The Roads that Lead Home


"You take what you're given, 
whether it's the cornfields of the Midwest 
or the coal mines of West Virginia, and you make your fiction out of it. It's all you have. 
And somehow, wherever you are, it always seems to be enough." 

It's a quiet downtown, with a few empty storefronts, and a hand painted sign advertising "Jack's Sandwiches and Daily Specials" in faded red letters. Below it, an American flag waves lazily in the breeze, and around the corner, a vintage advertisement for Gold Medal flour on the side of the brick building. Tulips are growing, deep red and pale yellow, as if insisting there is still life blooming despite the quiet of this town.

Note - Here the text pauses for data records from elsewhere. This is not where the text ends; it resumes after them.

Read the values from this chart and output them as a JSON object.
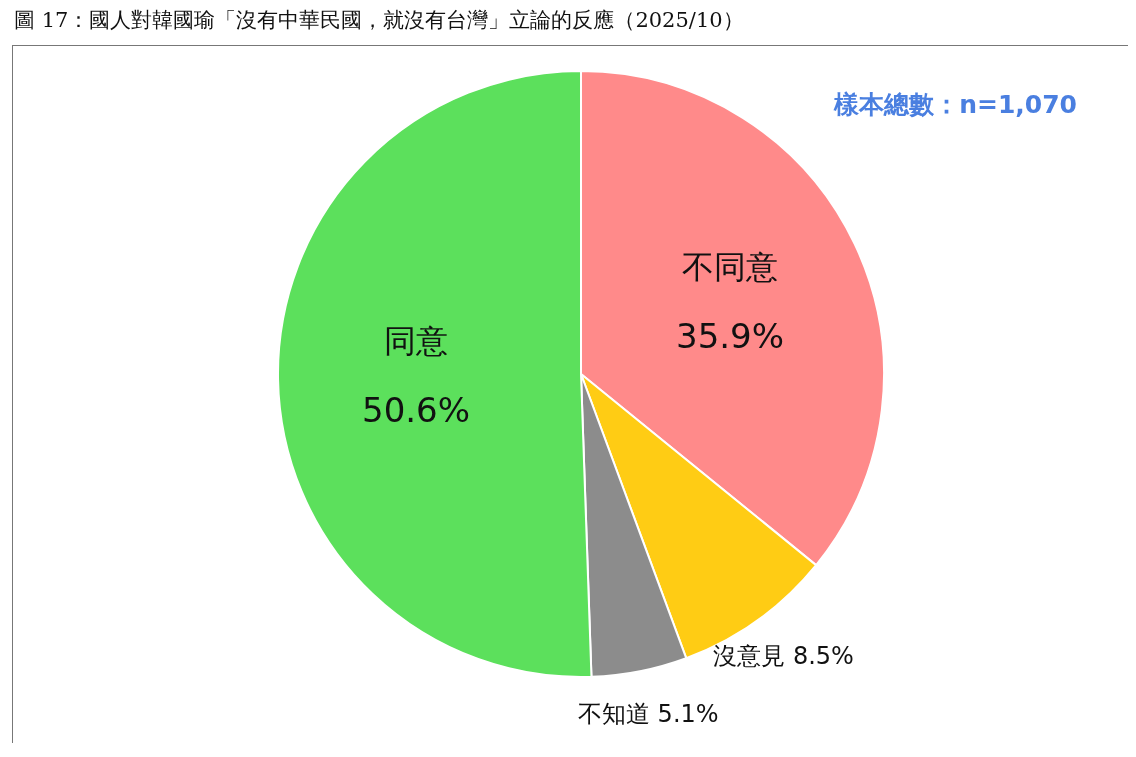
{
  "chart_data": {
    "type": "pie",
    "title": "圖 17：國人對韓國瑜「沒有中華民國，就沒有台灣」立論的反應（2025/10）",
    "categories": [
      "不同意",
      "沒意見",
      "不知道",
      "同意"
    ],
    "values": [
      35.9,
      8.5,
      5.1,
      50.6
    ],
    "colors": [
      "#ff8a8a",
      "#ffcc14",
      "#8c8c8c",
      "#5ce05c"
    ],
    "value_labels": [
      "35.9%",
      "8.5%",
      "5.1%",
      "50.6%"
    ],
    "annotations": [
      "樣本總數：n=1,070"
    ]
  }
}
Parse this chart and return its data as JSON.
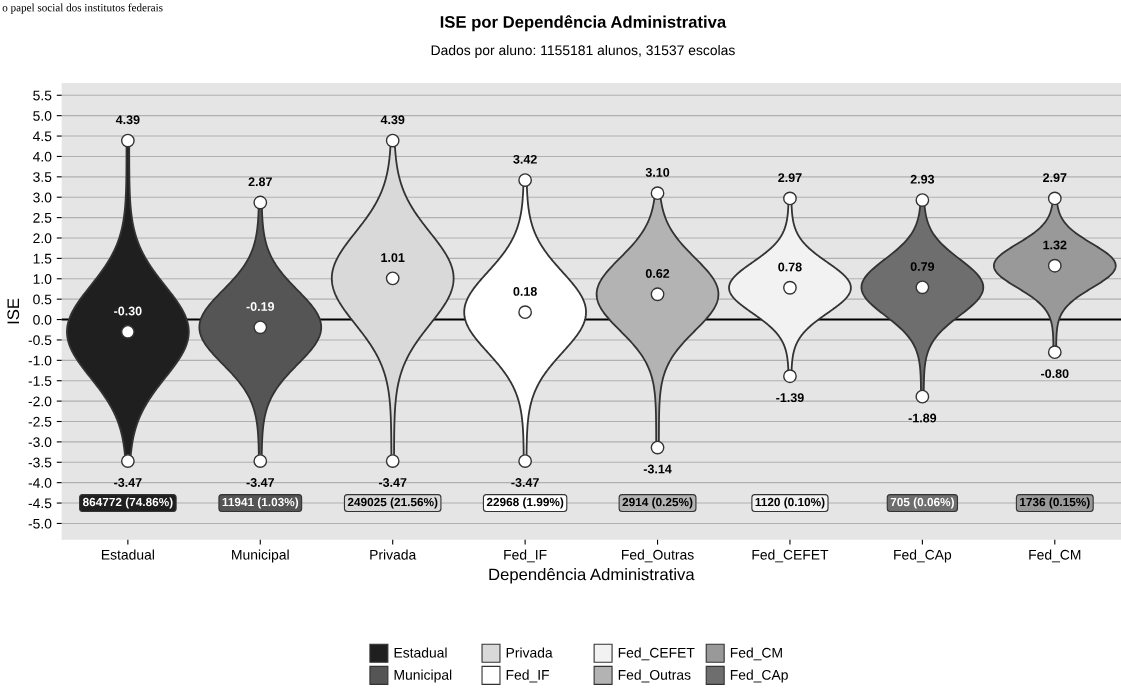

And inside, we're in a small room of the library for their weekly storytime.

We visit this town, a few miles from our own, fairly regularly. The librarian knows us well, asking about my dad now and then, handing me misplaced pictures of the kids' visit to Santa they'd kept from previous years. This week, Millie found a spot in the front of the room, still easy for me to spot with her purple gingham shirt, saddle shoes, and pigtails. Later that afternoon, Millie and Walter and I took a trip to an indoor park, and as they played, my mind began to wander.

I had been watching parts of the White House Correspondents' Dinner earlier that week. Just as the sight of Champaign's newspaper building always stirs up feelings inside me, the dinner does, too. An entire evening dedicated to black tie attire and celebration of journalists. Writers. The people I envy a little, because I always hoped I would graduate from college (at 22, with a bachelor's, instead of at 30, with an associate), and climb the corporate ladder until I became a famous, award winning journalist. I imagined the stories I would break. The opinion pieces that would stun the country. The career I would give up to focus on writing my book. 

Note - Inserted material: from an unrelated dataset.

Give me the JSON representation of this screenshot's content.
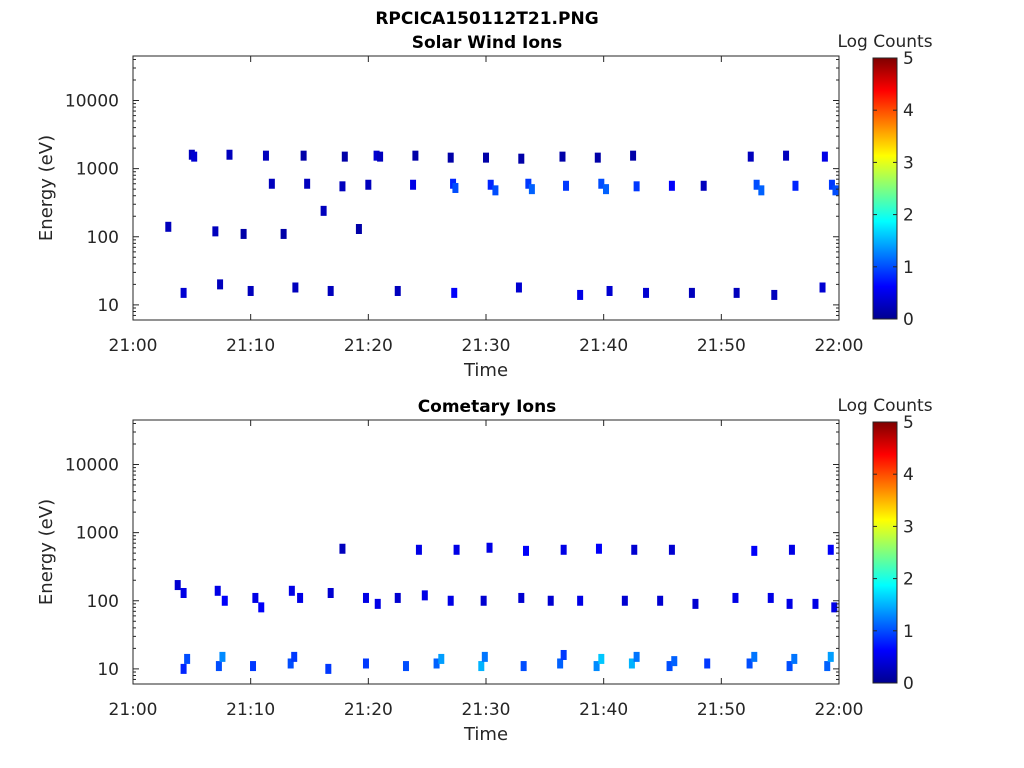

It hasn't exactly happened.

And I thought about how the Vice President drove past my street last week, on his way to give a speech at the U of I. He made a bee line back to the airport, the shiny limousine dodging our potholes, and hopped aboard Air Force Two as soon as it was over, anxious to leave this Midwest soil and go back to places where life happens with urgency and importance.

Some people I know from high school have moved far away. There are those who drove the couple hours north to Chicago, the place that gave Carl Sandburg so much to describe. There are others who left Illinois altogether, and made their homes on one shore or the other, opening their windows to mountain or ocean views every day. And then there are some who remain here, who seem to lament at where they are. 

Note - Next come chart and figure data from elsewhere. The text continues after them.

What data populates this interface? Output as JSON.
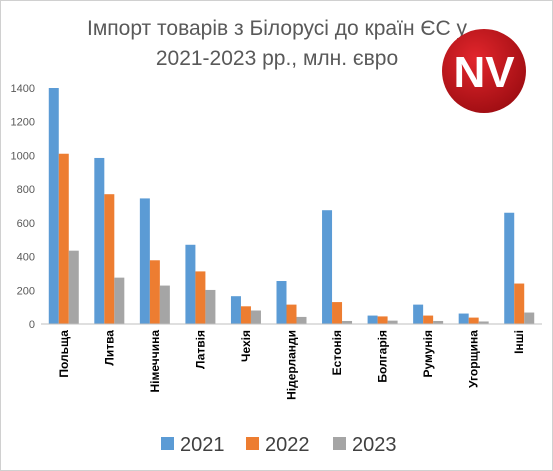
{
  "chart_data": {
    "type": "bar",
    "title_lines": [
      "Імпорт товарів з Білорусі до країн ЄС у",
      "2021-2023 рр., млн. євро"
    ],
    "categories": [
      "Польща",
      "Литва",
      "Німеччина",
      "Латвія",
      "Чехія",
      "Нідерланди",
      "Естонія",
      "Болгарія",
      "Румунія",
      "Угорщина",
      "Інші"
    ],
    "series": [
      {
        "name": "2021",
        "color": "#5b9bd5",
        "values": [
          1400,
          985,
          745,
          470,
          165,
          255,
          675,
          50,
          115,
          62,
          660
        ]
      },
      {
        "name": "2022",
        "color": "#ed7d31",
        "values": [
          1010,
          770,
          378,
          312,
          105,
          115,
          130,
          45,
          50,
          38,
          240
        ]
      },
      {
        "name": "2023",
        "color": "#a5a5a5",
        "values": [
          435,
          275,
          228,
          202,
          80,
          42,
          18,
          20,
          18,
          15,
          68
        ]
      }
    ],
    "yticks": [
      0,
      200,
      400,
      600,
      800,
      1000,
      1200,
      1400
    ],
    "ylim": [
      0,
      1400
    ],
    "grid": false,
    "legend": "bottom"
  },
  "logo": {
    "text": "NV",
    "color": "#c4161c"
  }
}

But this is my place. I know which country roads lead home. I know what day the apple orchard opens in July, what day the farmer's market begins, and where to go on those 90 degree July days to cool off. I know where to go for jazz concerts in the park, or the best restaurant for pie, or the way we have to get out our short sleeves one day and our winter coats the next. I can see the sky full of bright sunshine before the eerie green of a storm, and know to take shelter. I can drive down the road to towns with horse and buggies, Amish men in suspenders, and Amish women in bonnets. And I can raise two little ones on ear after ear of fresh sweetcorn grown here in town.

The library in that small town is a place which reminds me how small I am, too. The empty street assures me how little will change here, and that the only kind of fame that happens around this neck of the woods is the rare kind that comes long after you're buried, if it comes at all. But like most people, I've learned that my life isn't going to have the fame and glitter, and my name won't grace the spine of a dozen books.

My place is in the empty street, holding Millie's hand as we cross it together, stopping to admire the tulips. It's in the orchard, sipping cider slushes and devouring apple doughnuts. It's squinting in the evening sun at the ice cream place, handing Walter a cone in the sweltering heat that turns my hair into a mess. 

It's here, with them. Small, quiet, and home. It's my favorite place to be.